Interesting topic, regardless. At CEDU, they were well prepared. Whether a student was being sincere or manipulative in trying to escape a program, CEDU was more manipulative in making sure they were unsuccessful. Hence the locked up telephones and physical isolation. Actually, CEDU manipulated my parents into lying that I would be sent to lock up if I tried to escape. Even though I had never even shoplifted, let alone abused drugs or acted violently.
The ONLY way to get out of CEDU was to split, try to commit homicide, slit your wrists, or conspire to or commit arson. I, of course, was unwilling to do any except split. Which I did. I never even gave my parents a reason. I think the only reason my Dad allowed me home (because my Mom wanted me gone) was because he was not comfortable with the fact that CEDU would never allow him to express skepticism.
So, to answer your questions:
1. Claiming it was a mistake I was sent there
I only said this once because I learned quickly what happens when you question the program. And, I was mis-placed. But I also do not believe any one should be sent to a therapeutically and academically fraudulent facility
2. Saying I was innocent to everyone at the program.

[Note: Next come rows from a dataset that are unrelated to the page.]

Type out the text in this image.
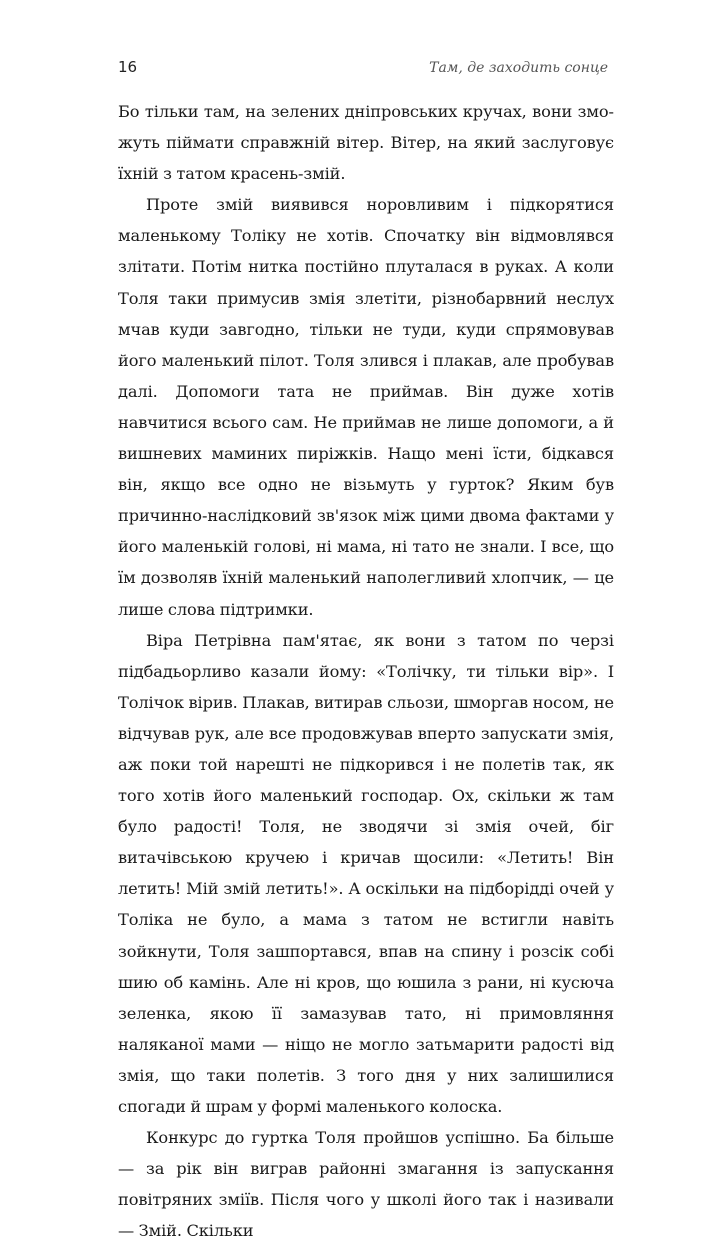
16	Там, де заходить сонце

Бо тільки там, на зелених дніпровських кручах, вони зможуть піймати справжній вітер. Вітер, на який заслуговує їхній з татом красень-змій.

Проте змій виявився норовливим і підкорятися маленькому Толіку не хотів. Спочатку він відмовлявся злітати. Потім нитка постійно плуталася в руках. А коли Толя таки примусив змія злетіти, різнобарвний неслух мчав куди завгодно, тільки не туди, куди спрямовував його маленький пілот. Толя злився і плакав, але пробував далі. Допомоги тата не приймав. Він дуже хотів навчитися всього сам. Не приймав не лише допомоги, а й вишневих маминих пиріжків. Нащо мені їсти, бідкався він, якщо все одно не візьмуть у гурток? Яким був причинно-наслідковий зв'язок між цими двома фактами у його маленькій голові, ні мама, ні тато не знали. І все, що їм дозволяв їхній маленький наполегливий хлопчик, — це лише слова підтримки.

Віра Петрівна пам'ятає, як вони з татом по черзі підбадьорливо казали йому: «Толічку, ти тільки вір». І Толічок вірив. Плакав, витирав сльози, шморгав носом, не відчував рук, але все продовжував вперто запускати змія, аж поки той нарешті не підкорився і не полетів так, як того хотів його маленький господар. Ох, скільки ж там було радості! Толя, не зводячи зі змія очей, біг витачівською кручею і кричав щосили: «Летить! Він летить! Мій змій летить!». А оскільки на підборідді очей у Толіка не було, а мама з татом не встигли навіть зойкнути, Толя зашпортався, впав на спину і розсік собі шию об камінь. Але ні кров, що юшила з рани, ні кусюча зеленка, якою її замазував тато, ні примовляння наляканої мами — ніщо не могло затьмарити радості від змія, що таки полетів. З того дня у них залишилися спогади й шрам у формі маленького колоска.

Конкурс до гуртка Толя пройшов успішно. Ба більше — за рік він виграв районні змагання із запускання повітряних зміїв. Після чого у школі його так і називали — Змій. Скільки
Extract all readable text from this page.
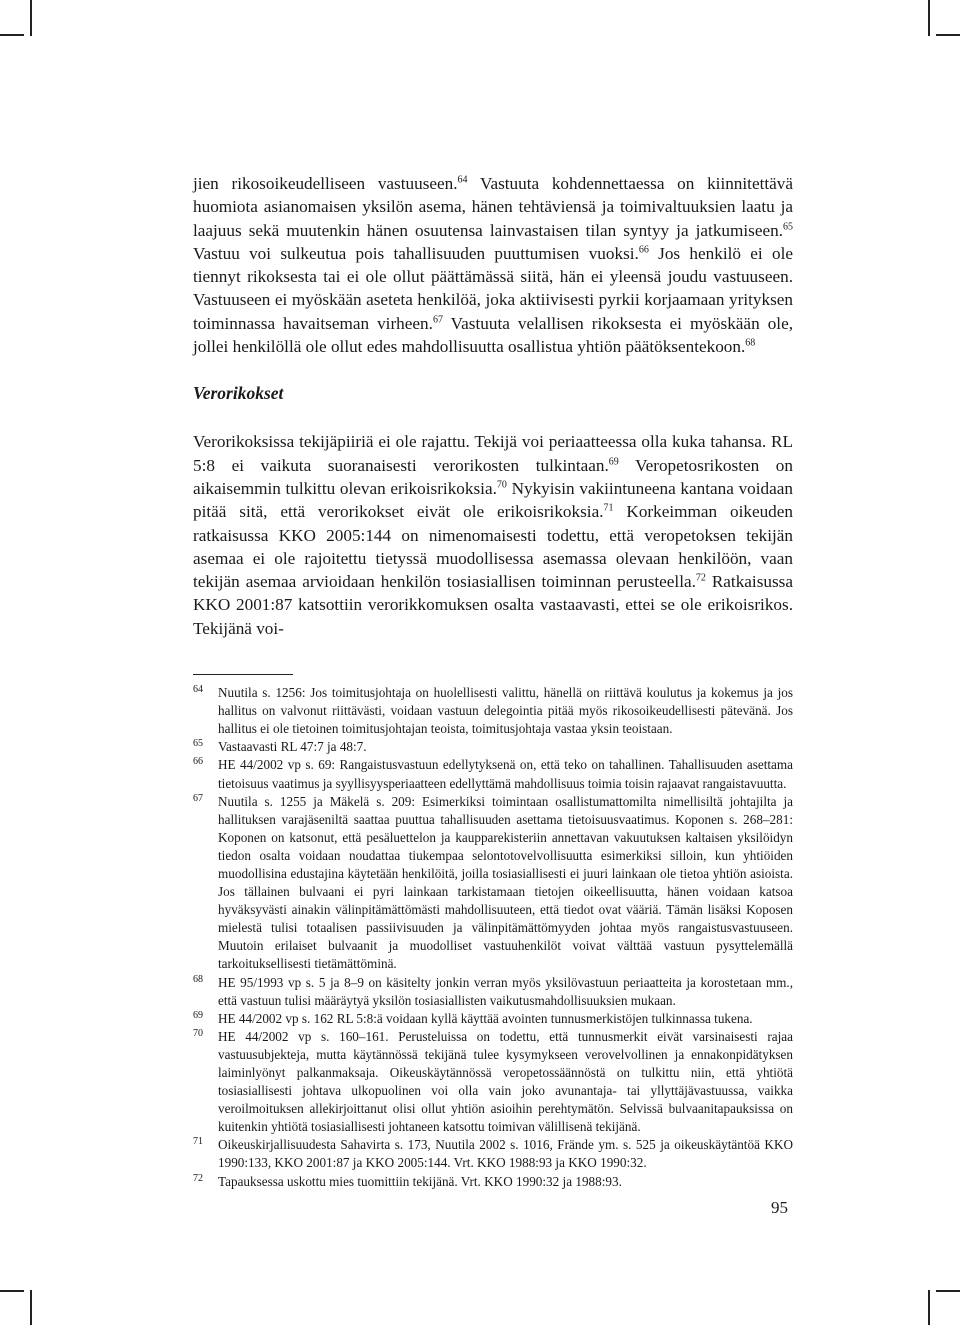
jien rikosoikeudelliseen vastuuseen.$^{64}$ Vastuuta kohdennettaessa on kiinnitettävä huomiota asianomaisen yksilön asema, hänen tehtäviensä ja toimivaltuuksien laatu ja laajuus sekä muutenkin hänen osuutensa lainvastaisen tilan syntyy ja jatkumiseen.$^{65}$ Vastuu voi sulkeutua pois tahallisuuden puuttumisen vuoksi.$^{66}$ Jos henkilö ei ole tiennyt rikoksesta tai ei ole ollut päättämässä siitä, hän ei yleensä joudu vastuuseen. Vastuuseen ei myöskään aseteta henkilöä, joka aktiivisesti pyrkii korjaamaan yrityksen toiminnassa havaitseman virheen.$^{67}$ Vastuuta velallisen rikoksesta ei myöskään ole, jollei henkilöllä ole ollut edes mahdollisuutta osallistua yhtiön päätöksentekoon.$^{68}$

Verorikokset

Verorikoksissa tekijäpiiriä ei ole rajattu. Tekijä voi periaatteessa olla kuka tahansa. RL 5:8 ei vaikuta suoranaisesti verorikosten tulkintaan.$^{69}$ Veropetosrikosten on aikaisemmin tulkittu olevan erikoisrikoksia.$^{70}$ Nykyisin vakiintuneena kantana voidaan pitää sitä, että verorikokset eivät ole erikoisrikoksia.$^{71}$ Korkeimman oikeuden ratkaisussa KKO 2005:144 on nimenomaisesti todettu, että veropetoksen tekijän asemaa ei ole rajoitettu tietyssä muodollisessa asemassa olevaan henkilöön, vaan tekijän asemaa arvioidaan henkilön tosiasiallisen toiminnan perusteella.$^{72}$ Ratkaisussa KKO 2001:87 katsottiin verorikkomuksen osalta vastaavasti, ettei se ole erikoisrikos. Tekijänä voi-

64 Nuutila s. 1256: Jos toimitusjohtaja on huolellisesti valittu, hänellä on riittävä koulutus ja kokemus ja jos hallitus on valvonut riittävästi, voidaan vastuun delegointia pitää myös rikosoikeudellisesti pätevänä. Jos hallitus ei ole tietoinen toimitusjohtajan teoista, toimitusjohtaja vastaa yksin teoistaan.
65 Vastaavasti RL 47:7 ja 48:7.
66 HE 44/2002 vp s. 69: Rangaistusvastuun edellytyksenä on, että teko on tahallinen. Tahallisuuden asettama tietoisuus vaatimus ja syyllisyysperiaatteen edellyttämä mahdollisuus toimia toisin rajaavat rangaistavuutta.
67 Nuutila s. 1255 ja Mäkelä s. 209: Esimerkiksi toimintaan osallistumattomilta nimellisiltä johtajilta ja hallituksen varajäseniltä saattaa puuttua tahallisuuden asettama tietoisuusvaatimus. Koponen s. 268–281: Koponen on katsonut, että pesäluettelon ja kaupparekisteriin annettavan vakuutuksen kaltaisen yksilöidyn tiedon osalta voidaan noudattaa tiukempaa selontotovelvollisuutta esimerkiksi silloin, kun yhtiöiden muodollisina edustajina käytetään henkilöitä, joilla tosiasiallisesti ei juuri lainkaan ole tietoa yhtiön asioista. Jos tällainen bulvaani ei pyri lainkaan tarkistamaan tietojen oikeellisuutta, hänen voidaan katsoa hyväksyvästi ainakin välinpitämättömästi mahdollisuuteen, että tiedot ovat vääriä. Tämän lisäksi Koposen mielestä tulisi totaalisen passiivisuuden ja välinpitämättömyyden johtaa myös rangaistusvastuuseen. Muutoin erilaiset bulvaanit ja muodolliset vastuuhenkilöt voivat välttää vastuun pysyttelemällä tarkoituksellisesti tietämättöminä.
68 HE 95/1993 vp s. 5 ja 8–9 on käsitelty jonkin verran myös yksilövastuun periaatteita ja korostetaan mm., että vastuun tulisi määräytyä yksilön tosiasiallisten vaikutusmahdollisuuksien mukaan.
69 HE 44/2002 vp s. 162 RL 5:8:ä voidaan kyllä käyttää avointen tunnusmerkistöjen tulkinnassa tukena.
70 HE 44/2002 vp s. 160–161. Perusteluissa on todettu, että tunnusmerkit eivät varsinaisesti rajaa vastuusubjekteja, mutta käytännössä tekijänä tulee kysymykseen verovelvollinen ja ennakonpidätyksen laiminlyönyt palkanmaksaja. Oikeuskäytännössä veropetossäännöstä on tulkittu niin, että yhtiötä tosiasiallisesti johtava ulkopuolinen voi olla vain joko avunantaja- tai yllyttäjävastuussa, vaikka veroilmoituksen allekirjoittanut olisi ollut yhtiön asioihin perehtymätön. Selvissä bulvaanitapauksissa on kuitenkin yhtiötä tosiasiallisesti johtaneen katsottu toimivan välillisenä tekijänä.
71 Oikeuskirjallisuudesta Sahavirta s. 173, Nuutila 2002 s. 1016, Frände ym. s. 525 ja oikeuskäytäntöä KKO 1990:133, KKO 2001:87 ja KKO 2005:144. Vrt. KKO 1988:93 ja KKO 1990:32.
72 Tapauksessa uskottu mies tuomittiin tekijänä. Vrt. KKO 1990:32 ja 1988:93.
95
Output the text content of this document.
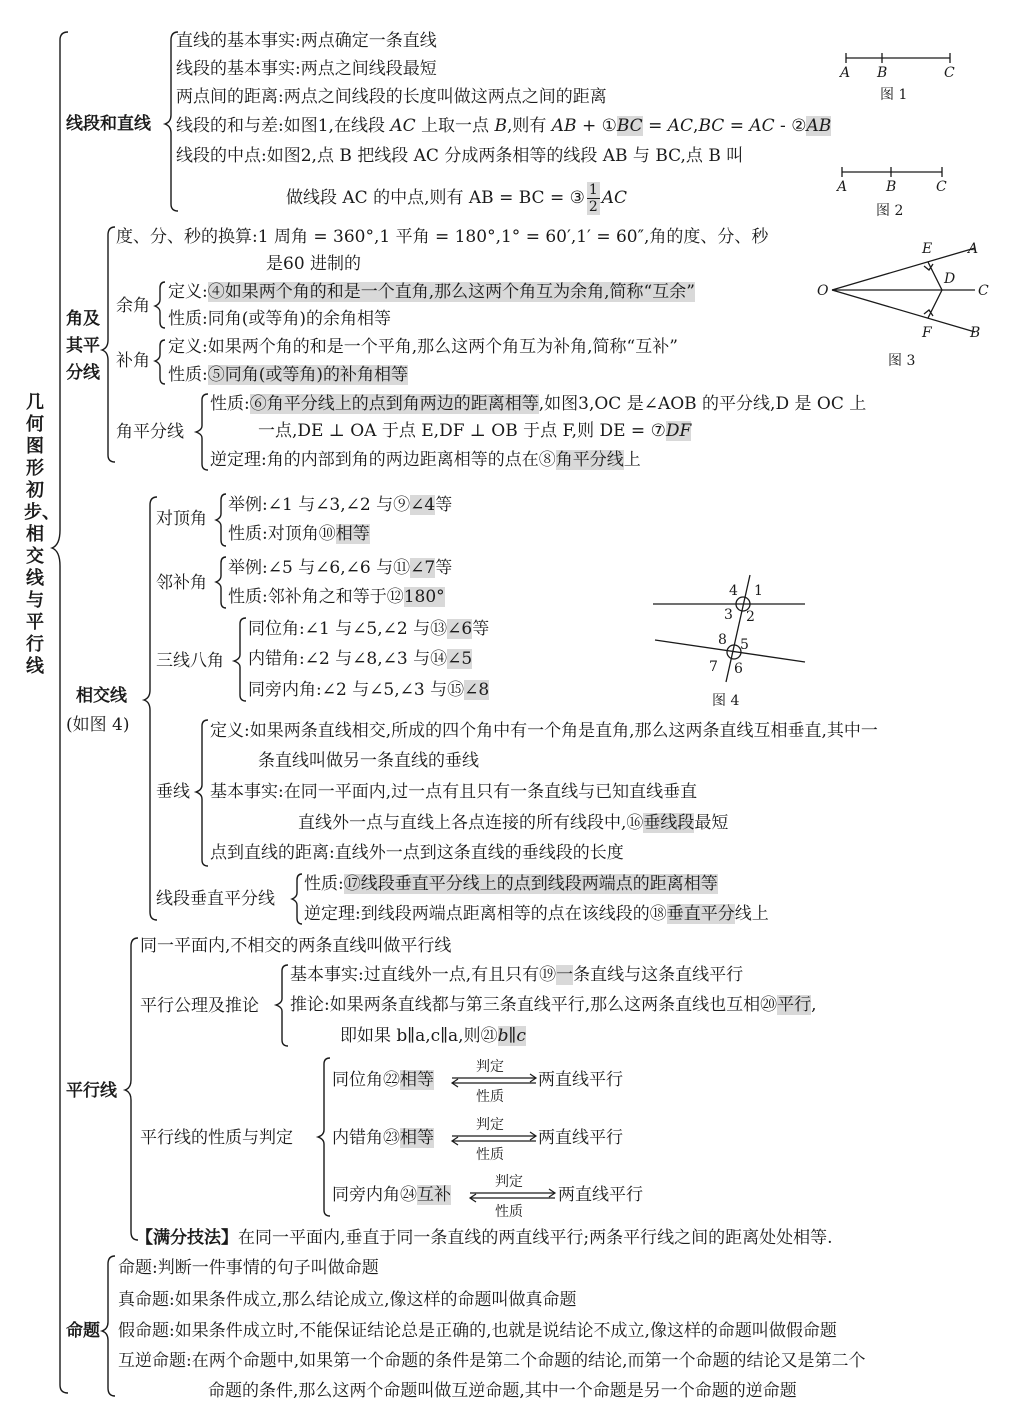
几何图形初步、相交线与平行线
线段和直线
直线的基本事实:两点确定一条直线
线段的基本事实:两点之间线段最短
两点间的距离:两点之间线段的长度叫做这两点之间的距离
线段的和与差:如图1,在线段 AC 上取一点 B,则有 AB + ①BC = AC,BC = AC - ②AB
线段的中点:如图2,点 B 把线段 AC 分成两条相等的线段 AB 与 BC,点 B 叫
做线段 AC 的中点,则有 AB = BC = ③ $\frac{1}{2}$ AC
A B	C
图 1
A	B	C
图 2
角及
其平
分线
度、分、秒的换算:1 周角 = 360°,1 平角 = 180°,1° = 60′,1′ = 60″,角的度、分、秒
是60 进制的
余角
定义:④如果两个角的和是一个直角,那么这两个角互为余角,简称“互余”
性质:同角(或等角)的余角相等
补角
定义:如果两个角的和是一个平角,那么这两个角互为补角,简称“互补”
性质:⑤同角(或等角)的补角相等
角平分线
性质:⑥角平分线上的点到角两边的距离相等,如图3,OC 是∠AOB 的平分线,D 是 OC 上
一点,DE ⊥ OA 于点 E,DF ⊥ OB 于点 F,则 DE = ⑦DF
逆定理:角的内部到角的两边距离相等的点在⑧角平分线上
O
A
C
B
D
E
F
图 3
相交线
(如图 4)
对顶角
举例:∠1 与∠3,∠2 与⑨∠4等
性质:对顶角⑩相等
邻补角
举例:∠5 与∠6,∠6 与⑪∠7等
性质:邻补角之和等于⑫180°
三线八角
同位角:∠1 与∠5,∠2 与⑬∠6等
内错角:∠2 与∠8,∠3 与⑭∠5
同旁内角:∠2 与∠5,∠3 与⑮∠8
垂线
定义:如果两条直线相交,所成的四个角中有一个角是直角,那么这两条直线互相垂直,其中一
条直线叫做另一条直线的垂线
基本事实:在同一平面内,过一点有且只有一条直线与已知直线垂直
直线外一点与直线上各点连接的所有线段中,⑯垂线段最短
点到直线的距离:直线外一点到这条直线的垂线段的长度
线段垂直平分线
性质:⑰线段垂直平分线上的点到线段两端点的距离相等
逆定理:到线段两端点距离相等的点在该线段的⑱垂直平分线上
4 1
3 2
8 5
7 6
图 4
平行线
同一平面内,不相交的两条直线叫做平行线
平行公理及推论
基本事实:过直线外一点,有且只有⑲一条直线与这条直线平行
推论:如果两条直线都与第三条直线平行,那么这两条直线也互相⑳平行,
即如果 b∥a,c∥a,则㉑b∥c
平行线的性质与判定
同位角㉒相等
判定
性质
两直线平行
内错角㉓相等
判定
性质
两直线平行
同旁内角㉔互补
判定
性质
两直线平行
【满分技法】在同一平面内,垂直于同一条直线的两直线平行;两条平行线之间的距离处处相等.
命题
命题:判断一件事情的句子叫做命题
真命题:如果条件成立,那么结论成立,像这样的命题叫做真命题
假命题:如果条件成立时,不能保证结论总是正确的,也就是说结论不成立,像这样的命题叫做假命题
互逆命题:在两个命题中,如果第一个命题的条件是第二个命题的结论,而第一个命题的结论又是第二个
命题的条件,那么这两个命题叫做互逆命题,其中一个命题是另一个命题的逆命题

I never claimed to be innocent of anything, but looking back, I was fairly innocent and certainly naive. I was honest about anything I did. But really, I didn't do anything horrible. I didn't go there because I did something horrible. I wonder if CEDU can say it was innocent to me? Because I'll bet you a million bucks if I asked a staff member that question they could not look me in the eye and say yes. In fact, I would love to meet any of them now, as an adult, when they have no power over me. No, not to threaten them, but just to meet on equal footing.
3. Claiming my parents were abusive to the program -
I never lied about my parents. I also never claimed they were abusive. I did not talk about them much because I discerned quite quickly that CEDU exploited all revelations and made no sincere effort to repair family dynamics. In fact, CEDU introduced my parents to lying to me. At least before CEDU, they were direct.
4. Writing to my parents that the program was abusive.
Impossible. CEDU censored all letters going out. My letters were totally Pollyanna - the hills are alive with the sound of music.
5. Threatening my parents if they didn't release me I'd harm myself
Nope - too melodramatic. And only undermines your own credibility.
6. Sending letters telling them I'd never forgive them
Nope. Although CEDU may have allowed this expression though... familial division worked for them.
7. Running
Yes, twice. Second time successful, thank God. This wasn't manipulative though. I just wanted to get the fuck out. Even my dad is glad I did that.
8. Harming myself
No. Again, melodramatic and would only serve to undermine my own credibility. And why would I want to hurt myself?
9. Threatening to not take my medication that I needed
During my time, CEDU did not espouse medications. I also wasn't on any. I am still not on any. In the '90s, CEDU figured out how medicating kids could work for them (CEDU)
10. Refusing to participate in the program
You did not refuse to participate unless you were begging for emotional terrorism. But I split when I realized that I would need to bully and terrorize others to level up. I made the decision to split after a propheet (24/7 "experiential) where it became obvious I did not batter people enough. I knew it would not be tolerated much longer, and the thought made me sick.
I am not a splitter by nature. At that time, I was passive and scared. I never ran away from home before. I just couldn't stomach what was happening.